„If Hungary’s news industry is drifting towards the Putinist model of a controlled state media it has a long way to go. The most popular online news sites in Hungary, and around half of the main newspapers and broadcasters, are vehemently critical of the government. Something you cannot really call a totalitarian media landscape. However, they are all struggling with vanishing advertisers and are financially overexposed to their owners’ business interests and government PR spending.
This story is about how foreign media ownership distorted a small market and left it highly vulnerable when search engines hijack ad revenues, and social media demolish traditional news distribution. (...)
Western media conglomerates bought up Hungarian newspapers like cheap candy in 1989 and 1990, before, during and immediately after the first free democratic parliamentary elections. For example, in the very final hours of Hungarian communism, in 1990, the German company, Axel Springer, the WAZ group, an Austrian and an English investor struck hasty deals with the communist party (or its successor, MSZP), to buy regional newspapers (with a combined daily circulation of at least 1.2 million people at that time).

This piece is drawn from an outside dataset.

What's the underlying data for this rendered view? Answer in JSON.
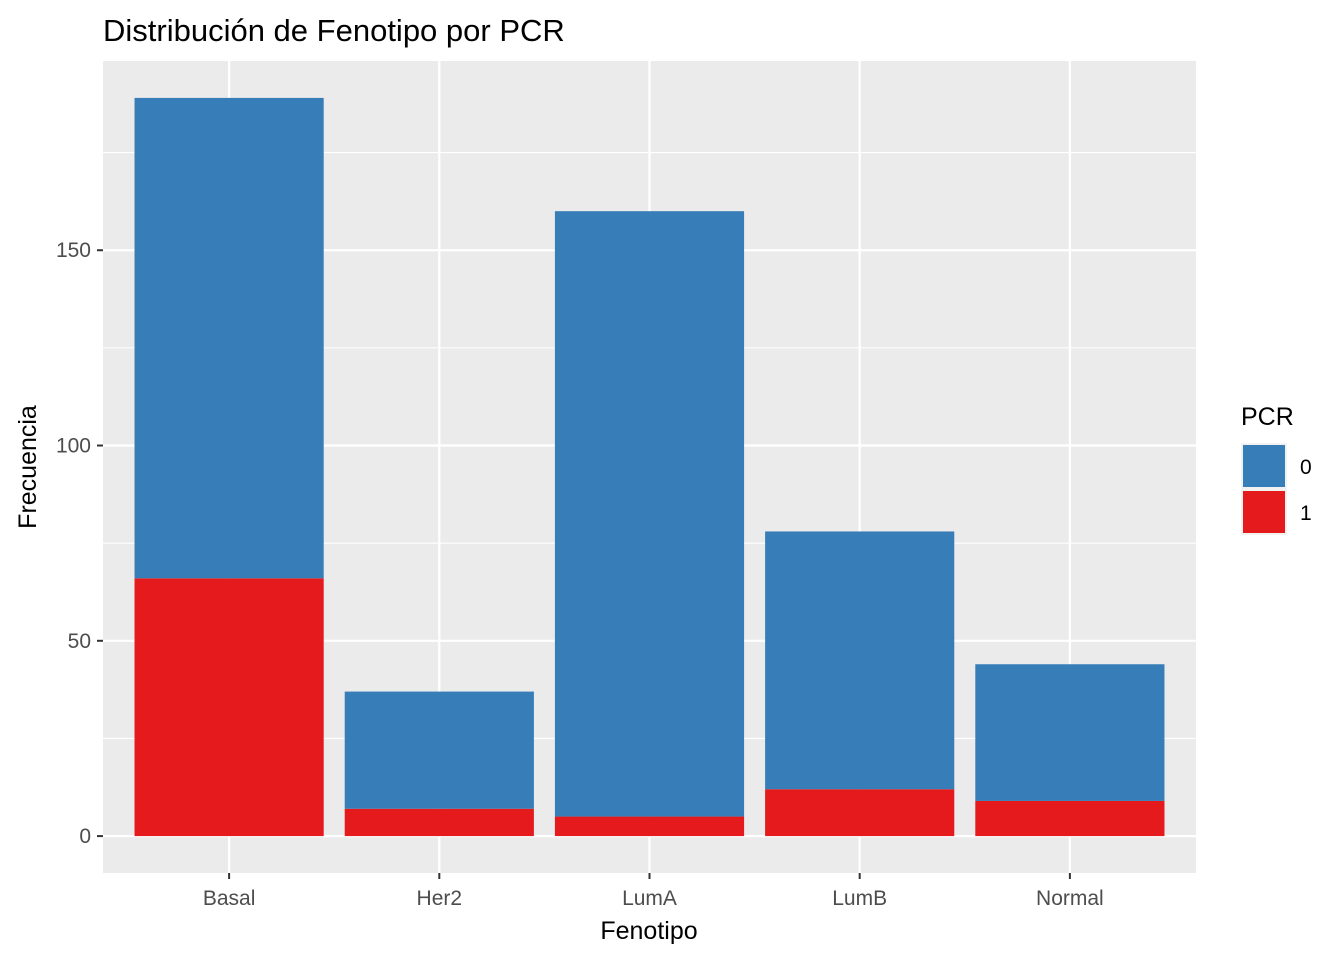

Since news publishing is no longer a profitable business, and in the face of falling circulation, these very same grocers have recently been seen »restructuring their portfolios« or fleeing their Hungarian investments altogether.
Any independent and free press in a democracy (and Hungary is still one, contrary to popular assumptions in the western media) needs sound financial foundations, a viable business model of quality journalism. This is something that the news industry does not have any more, not only in Hungary but in the whole western world.”